Every week, a different member of his team shares a 5-10 minute story of their life. It can be a photograph from their past, hearing about their experiences as a student, or learning about what they enjoy most in life, all of which can be eye-opening about the person. Learning each other’s stories has made the team a stronger unit, and it’s become an exciting, inspiring, trust-building activity the whole team looks forward to.
Beyond facilitating connection and telling their stories Radostin has also helped team members hone their presentation skills and was inspired to join a Pitch-a-thon, which is an event for VMware employees where entrants pitch an idea in five minutes to a panel of judges.
Radostin used his enhanced communication skills to make it past the first round and into the finals. For his final round pitch, he decided to connect two big ideas that motivated him over the course of the past year: the SaaS mindset transformation within VMware and his desire to help build a stronger volunteering community in his country.

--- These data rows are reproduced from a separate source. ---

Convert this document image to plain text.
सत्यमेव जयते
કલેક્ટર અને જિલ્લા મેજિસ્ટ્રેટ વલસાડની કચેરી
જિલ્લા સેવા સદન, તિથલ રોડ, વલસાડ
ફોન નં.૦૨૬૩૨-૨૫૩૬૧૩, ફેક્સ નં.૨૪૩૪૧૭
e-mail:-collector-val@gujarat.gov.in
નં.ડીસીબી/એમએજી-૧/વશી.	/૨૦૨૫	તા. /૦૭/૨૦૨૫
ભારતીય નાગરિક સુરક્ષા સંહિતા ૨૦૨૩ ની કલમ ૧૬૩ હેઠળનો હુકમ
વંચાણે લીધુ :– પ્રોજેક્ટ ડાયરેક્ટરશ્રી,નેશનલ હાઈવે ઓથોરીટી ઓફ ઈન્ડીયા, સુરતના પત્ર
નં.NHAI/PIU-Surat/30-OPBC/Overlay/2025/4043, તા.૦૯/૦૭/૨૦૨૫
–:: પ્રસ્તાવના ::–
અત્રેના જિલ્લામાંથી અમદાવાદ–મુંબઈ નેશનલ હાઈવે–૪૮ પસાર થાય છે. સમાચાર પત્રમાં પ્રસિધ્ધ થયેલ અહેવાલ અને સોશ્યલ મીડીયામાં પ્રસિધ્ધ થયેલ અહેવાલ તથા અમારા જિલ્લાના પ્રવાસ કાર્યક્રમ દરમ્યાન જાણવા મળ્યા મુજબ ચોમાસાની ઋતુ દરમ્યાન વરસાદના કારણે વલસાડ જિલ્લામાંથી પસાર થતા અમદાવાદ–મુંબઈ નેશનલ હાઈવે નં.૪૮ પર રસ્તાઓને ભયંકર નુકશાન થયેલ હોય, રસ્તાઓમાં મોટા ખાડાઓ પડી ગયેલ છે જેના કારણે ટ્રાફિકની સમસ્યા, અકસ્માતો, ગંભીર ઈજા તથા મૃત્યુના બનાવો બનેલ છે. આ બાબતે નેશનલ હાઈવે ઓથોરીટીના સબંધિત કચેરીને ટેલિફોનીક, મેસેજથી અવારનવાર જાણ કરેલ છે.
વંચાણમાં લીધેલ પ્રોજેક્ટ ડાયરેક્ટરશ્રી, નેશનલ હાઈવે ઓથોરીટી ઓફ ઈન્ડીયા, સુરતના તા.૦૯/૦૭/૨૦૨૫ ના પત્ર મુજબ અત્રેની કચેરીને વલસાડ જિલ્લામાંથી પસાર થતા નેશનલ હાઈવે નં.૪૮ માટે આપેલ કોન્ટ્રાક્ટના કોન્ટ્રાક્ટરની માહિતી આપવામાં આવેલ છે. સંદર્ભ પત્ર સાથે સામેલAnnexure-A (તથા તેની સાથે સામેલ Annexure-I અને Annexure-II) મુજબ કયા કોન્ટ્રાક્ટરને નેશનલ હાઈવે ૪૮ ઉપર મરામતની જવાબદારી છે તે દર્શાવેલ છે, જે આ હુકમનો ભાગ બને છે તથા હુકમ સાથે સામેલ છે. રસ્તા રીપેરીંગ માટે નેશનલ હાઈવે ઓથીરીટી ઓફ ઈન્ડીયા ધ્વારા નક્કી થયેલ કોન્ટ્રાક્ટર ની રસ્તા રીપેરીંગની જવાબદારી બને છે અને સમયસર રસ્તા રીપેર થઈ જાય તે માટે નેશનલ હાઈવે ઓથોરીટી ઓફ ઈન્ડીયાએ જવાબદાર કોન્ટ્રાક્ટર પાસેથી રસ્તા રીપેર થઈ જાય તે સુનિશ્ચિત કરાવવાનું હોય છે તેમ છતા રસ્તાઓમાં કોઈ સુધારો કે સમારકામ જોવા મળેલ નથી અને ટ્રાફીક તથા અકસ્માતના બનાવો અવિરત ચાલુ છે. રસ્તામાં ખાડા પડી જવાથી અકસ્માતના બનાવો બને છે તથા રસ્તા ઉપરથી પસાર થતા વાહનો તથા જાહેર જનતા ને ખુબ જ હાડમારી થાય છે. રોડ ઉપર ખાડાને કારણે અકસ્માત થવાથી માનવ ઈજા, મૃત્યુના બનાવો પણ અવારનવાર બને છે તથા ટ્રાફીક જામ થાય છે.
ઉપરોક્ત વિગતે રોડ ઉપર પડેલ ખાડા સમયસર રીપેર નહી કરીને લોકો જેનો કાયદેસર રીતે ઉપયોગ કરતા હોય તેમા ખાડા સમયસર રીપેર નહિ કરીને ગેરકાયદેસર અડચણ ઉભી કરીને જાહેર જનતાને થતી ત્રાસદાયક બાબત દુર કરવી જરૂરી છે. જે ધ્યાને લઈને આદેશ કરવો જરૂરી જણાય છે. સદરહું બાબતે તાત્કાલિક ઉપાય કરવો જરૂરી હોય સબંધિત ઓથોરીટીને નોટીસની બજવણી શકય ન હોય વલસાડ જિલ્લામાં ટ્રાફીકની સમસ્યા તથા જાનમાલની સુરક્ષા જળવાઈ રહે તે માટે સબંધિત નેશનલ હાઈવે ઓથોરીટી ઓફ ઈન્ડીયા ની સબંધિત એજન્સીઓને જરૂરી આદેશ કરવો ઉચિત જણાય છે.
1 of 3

To prepare for the SaaS element of his pitch, he met with his team every week to discuss a principle of SaaS transformation. They each shared what it meant to them and brainstormed how they could apply it in their everyday work.
Radostin then moved into the second element of his pitch which focused on a different kind of service. He and his colleagues organized an outreach event where they visited and spent time with elderly, lonely people in nearby villages.
Through the experiences of sharing stories with their team using the ‘Tell Me A Story’ technique in combination with volunteering with the elders of their community, it became clear that empathy and listening to others is key to a SaaS mindset because SaaS is all about service.
Along with a dozen or so people from his team, and using these insights, Radostin finalized his pitch and called it Team Service. Together they worked and iterated on his pitch until it was the best it could possibly be. Radostin took his pitch to the finals and he won!
His success was truly the team’s success, and as a result, everyone has a better understanding of SaaS.